Arinse Uade

Personal information
- Full name: Obasiarinse Idehaloise Uade
- Date of birth: 26 December 1995 (age 29)
- Place of birth: London, England
- Height: 1.83 m (6 ft 0 in)
- Position(s): Defender

Youth career
- Norsemen
- 2008–2014: Arsenal

Senior career*
- Years: Team / Apps / (Gls)
- 2014: SJK Seinäjoki / 0 / (0)
- 2014: → SJK Akatemia / 4 / (0)
- 2015: Ilkeston Town
- 2015–2016: Norwich City / 0 / (0)
- 2016: Eastbourne Borough / 4 / (0)
- 2016: Lewes / 14 / (0)
- 2017: Tilbury / 5 / (0)
- 2017: Harrow Borough / 1 / (0)
- 2017: Ashford United / 1 / (0)
- 2018: Céltiga / 4 / (0)
- 2019: Harlow Town / 3 / (0)
- 2020: RoPS / 0 / (0)
- 2020: Rampla Juniors / 0 / (0)

International career
- Nigeria U17

= Arinse Uade =

English-Nigerian footballer

Obasiarinse Idehaloise Uade (born 26 December 1995), commonly known as Arinse Uade, is an English professional footballer who plays as a left back.

In July 2020, he became the first Englishman to sign a contract in Uruguay in the professional era.

==Club career==
In 2008, Uade joined the academy at Arsenal, after beginning his career at amateur club Norsemen. Uade joined Finnish side SJK in the summer of 2014, playing four times for their B team in the Kakkonen.

After returning to England, he joined Ilkeston Town in January 2015. In December 2015, he returned to the professional game, signing for Norwich City on a deal until the end of the season.

In the summer of 2016, he joined National League South side Eastbourne Borough, playing four matches. He then spent the rest of the year with Lewes, making 15 appearances in all competitions. He finished the season with Tilbury, making five appearances.

In 2017, Uade played for Isthmian League clubs Harrow Borough and Ashford United. In 2018, Tercera División club Céltiga signed Uade, with Uade making four league appearances for the club, before returning to England to sign for Harlow Town. He went on to make 3 appearances.

At the end of 2019, Uade returned to Finland once again, to join up with RoPS ahead of the 2020 season.
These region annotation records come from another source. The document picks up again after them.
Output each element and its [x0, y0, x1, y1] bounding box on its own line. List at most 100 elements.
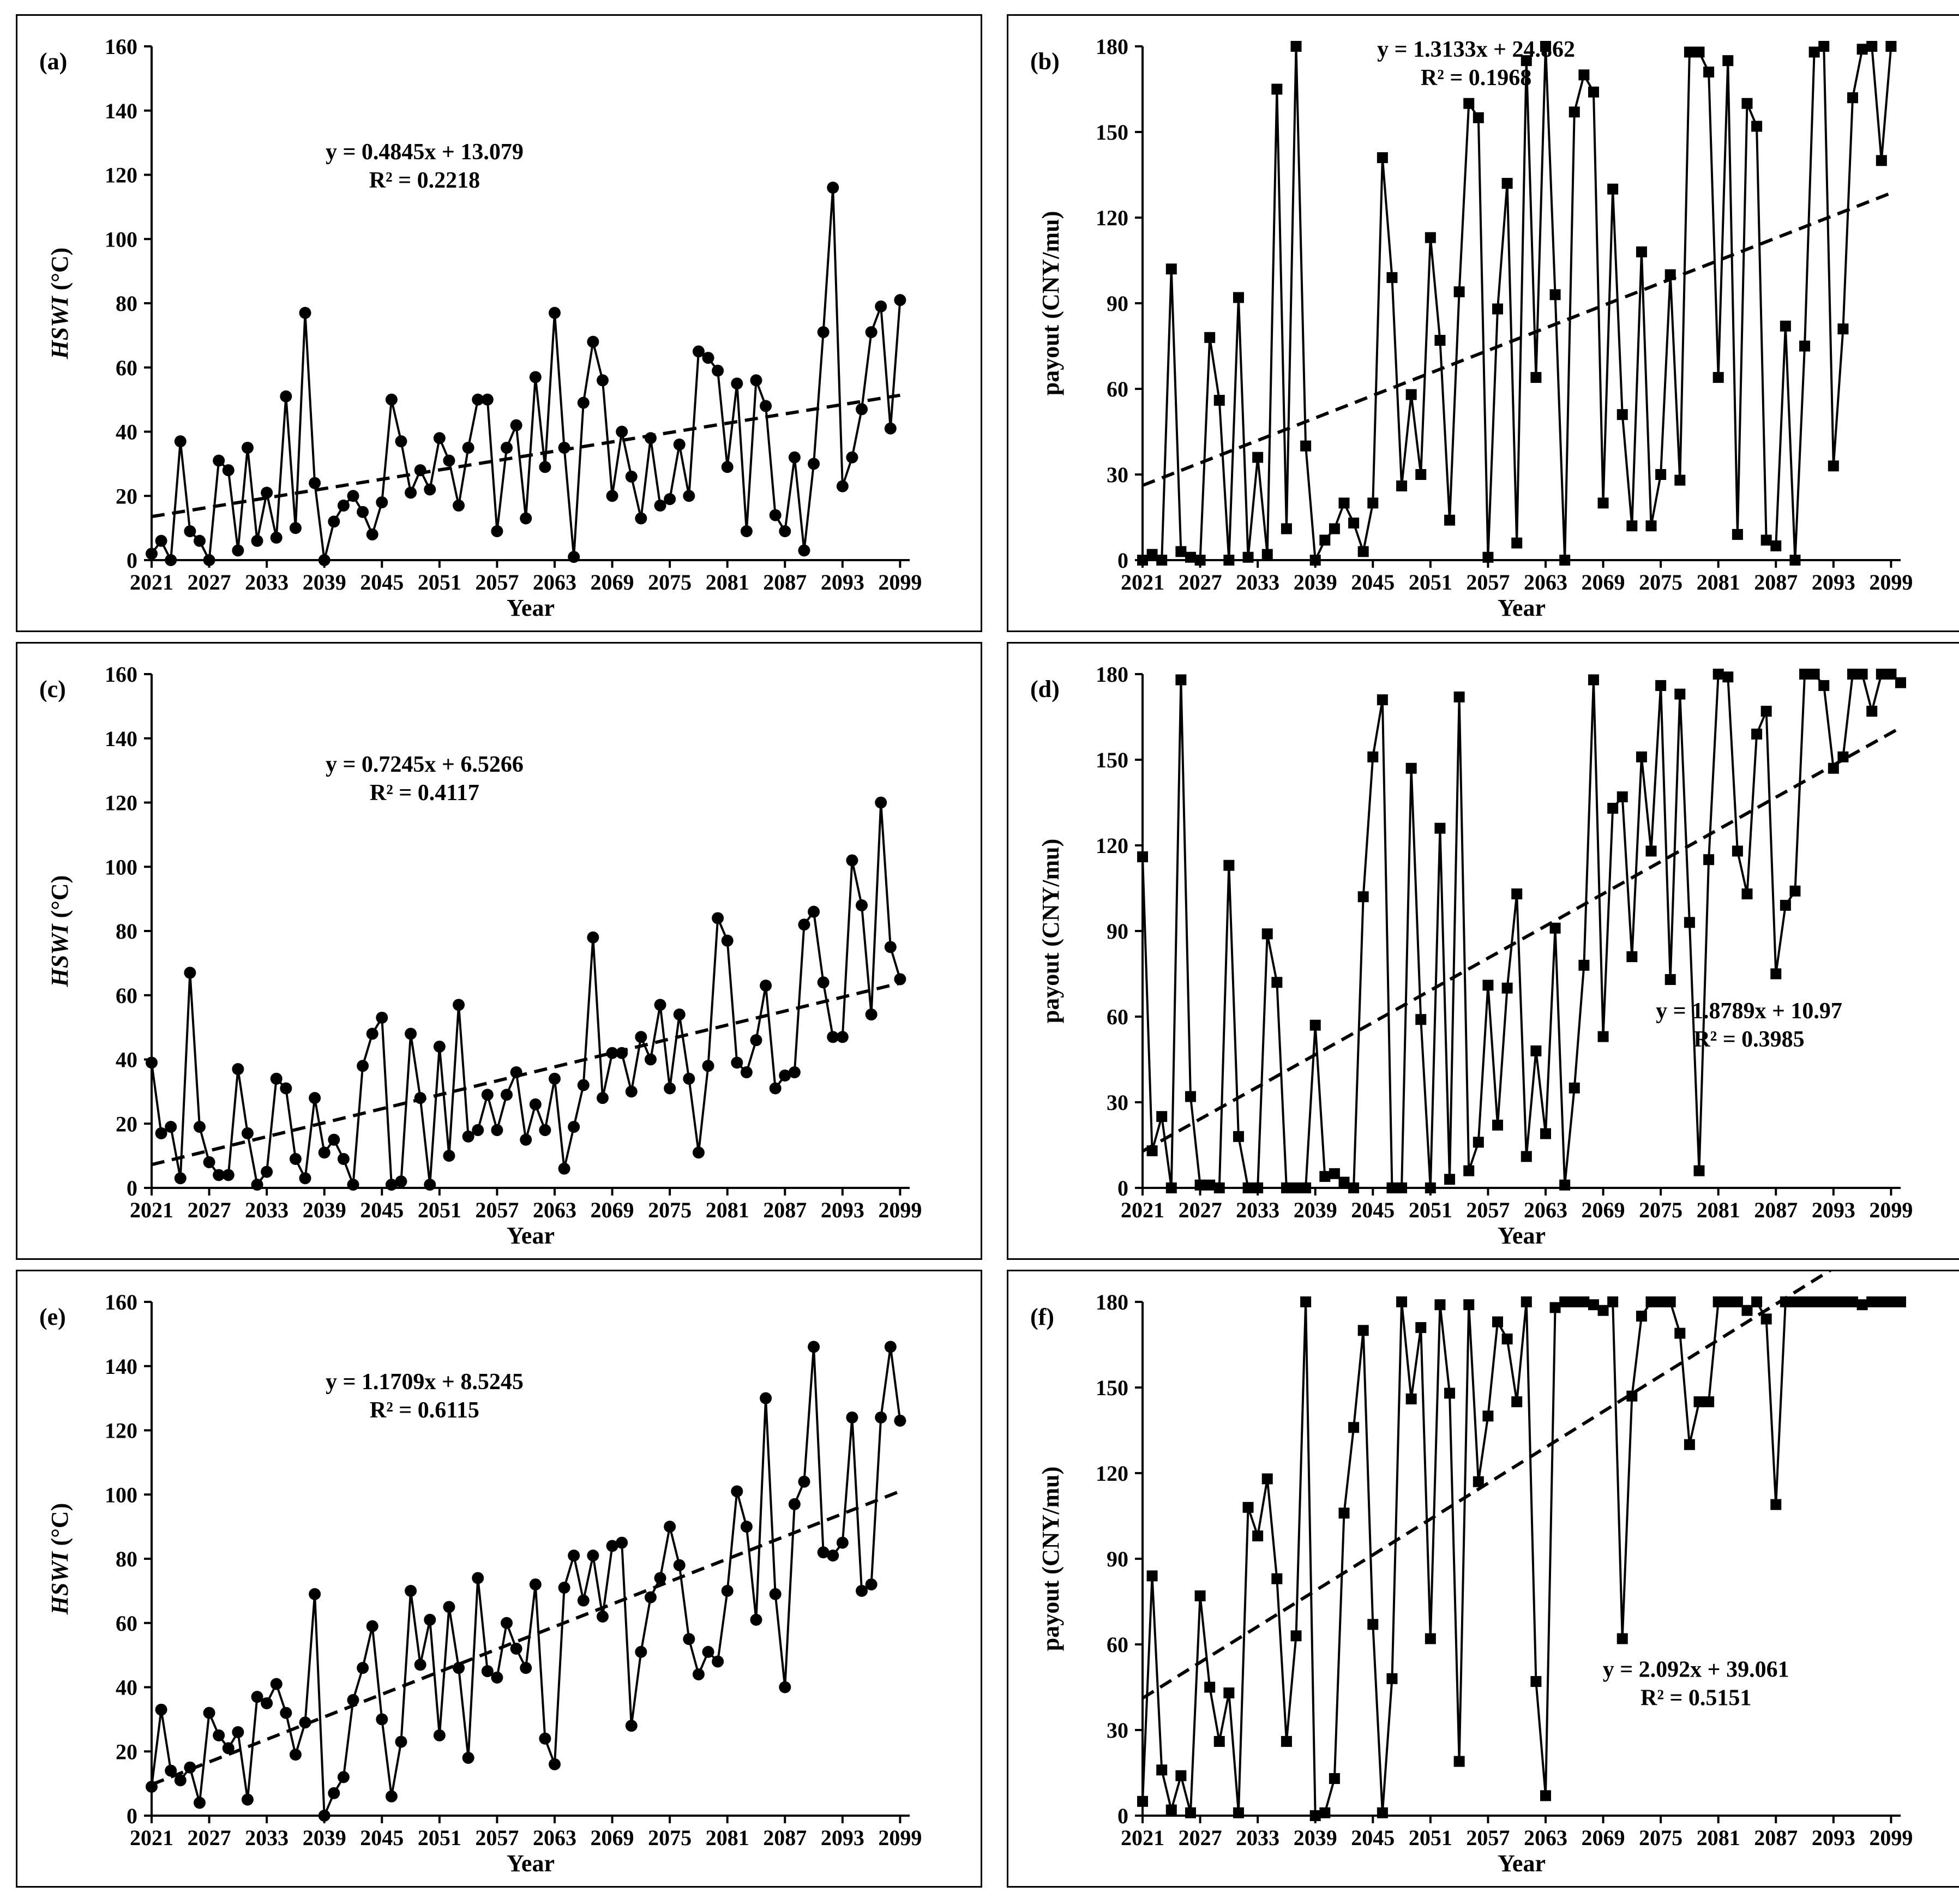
data-point [289, 1749, 302, 1761]
data-point [1453, 286, 1465, 298]
data-point [808, 1341, 820, 1353]
x-tick-label: 2093 [821, 570, 864, 594]
y-tick-label: 150 [1096, 1376, 1128, 1400]
data-point [472, 393, 484, 406]
data-point [1664, 269, 1676, 280]
data-point [1185, 1091, 1196, 1102]
data-point [1146, 1145, 1158, 1156]
data-point [1530, 1676, 1542, 1687]
x-axis-title: Year [1498, 1850, 1546, 1877]
data-point [347, 490, 359, 502]
y-tick-label: 140 [105, 726, 137, 751]
series-line [1141, 672, 1902, 1190]
data-point [357, 1662, 369, 1674]
data-point [548, 307, 561, 319]
x-tick-label: 2045 [1351, 1198, 1395, 1222]
data-point [462, 1752, 474, 1764]
data-point [213, 454, 225, 467]
data-point [760, 400, 772, 412]
chart-f: 0 30 60 90 120 150 180 2021 2027 2033 2039 2045 2051… [1030, 1271, 1913, 1877]
data-point [299, 307, 311, 319]
data-point [1741, 888, 1753, 899]
data-point [414, 464, 426, 477]
data-point [865, 1008, 878, 1021]
data-point [184, 966, 196, 979]
data-point [232, 1726, 244, 1738]
x-tick-label: 2081 [1697, 570, 1740, 594]
x-tick-label: 2087 [763, 1198, 807, 1222]
data-point [625, 1720, 638, 1732]
data-point [884, 422, 897, 435]
data-point [1597, 1305, 1609, 1316]
y-tick-label: 100 [105, 1482, 137, 1507]
data-point [1501, 1334, 1513, 1345]
data-point [146, 1781, 158, 1793]
data-point [481, 1089, 494, 1101]
data-point [1837, 1296, 1849, 1307]
data-point [875, 300, 887, 313]
data-point [1482, 980, 1494, 991]
data-point [1588, 674, 1599, 686]
x-tick-label: 2069 [1582, 570, 1625, 594]
data-point [587, 931, 599, 944]
data-point [1617, 409, 1628, 421]
x-tick-label: 2057 [1466, 1198, 1510, 1222]
data-point [1501, 982, 1513, 994]
data-point [692, 1146, 705, 1159]
data-point [1137, 1795, 1148, 1807]
data-point [193, 534, 206, 547]
data-point [472, 1124, 484, 1137]
data-point [1444, 1174, 1456, 1185]
data-point [453, 1662, 465, 1674]
x-tick-label: 2081 [706, 1825, 749, 1850]
data-point [1329, 523, 1340, 534]
data-point [798, 1475, 810, 1488]
data-point [1712, 372, 1724, 383]
data-point [241, 1127, 254, 1139]
data-point [846, 451, 858, 464]
r-squared: R² = 0.1968 [1421, 65, 1531, 91]
data-point [433, 432, 446, 445]
y-tick-label: 60 [116, 356, 137, 380]
data-point [721, 934, 734, 947]
data-point [1741, 1305, 1753, 1316]
data-point [1425, 1182, 1436, 1193]
data-point [1607, 183, 1619, 195]
data-point [616, 1536, 628, 1549]
data-point [683, 1072, 695, 1085]
data-point [1319, 1807, 1331, 1818]
data-point [1674, 1328, 1686, 1339]
data-point [491, 1124, 503, 1137]
data-point [213, 1729, 225, 1741]
data-point [1319, 534, 1331, 546]
data-point [1233, 1131, 1244, 1142]
data-point [894, 1414, 906, 1427]
data-point [309, 1588, 321, 1600]
data-point [261, 1166, 273, 1178]
x-tick-label: 2039 [1294, 1198, 1337, 1222]
data-point [1261, 1473, 1273, 1485]
data-point [203, 1156, 215, 1168]
data-point [1837, 323, 1849, 335]
data-point [193, 1121, 206, 1133]
data-point [1482, 1410, 1494, 1422]
x-tick-label: 2027 [1179, 570, 1222, 594]
x-tick-label: 2033 [245, 570, 289, 594]
x-tick-label: 2033 [1236, 570, 1279, 594]
y-tick-label: 60 [1107, 1005, 1128, 1029]
data-point [692, 345, 705, 358]
data-point [261, 486, 273, 499]
data-point [1137, 555, 1148, 566]
data-point [769, 509, 782, 521]
y-tick-label: 150 [1096, 120, 1128, 145]
data-point [1578, 959, 1590, 971]
data-point [1463, 1299, 1475, 1311]
data-point [827, 182, 839, 194]
data-point [501, 1617, 513, 1629]
panel-c: 0 20 40 60 80 100 120 140 160 2021 2027 2033 2039 204… [16, 642, 982, 1260]
data-point [1799, 669, 1811, 680]
data-point [1722, 1296, 1734, 1307]
data-point [1185, 1807, 1196, 1818]
data-point [1415, 1014, 1427, 1025]
y-tick-label: 30 [1107, 463, 1128, 487]
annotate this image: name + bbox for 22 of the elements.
However, before making any appearances for RoPS, Uade became the first Englishman to sign a contract in Uruguay in the professional era when he joined Uruguayan Segunda División side Rampla Juniors. He left the club the following month without making a competitive appearance.

==International career==
Uade represented Nigeria at under-17 level.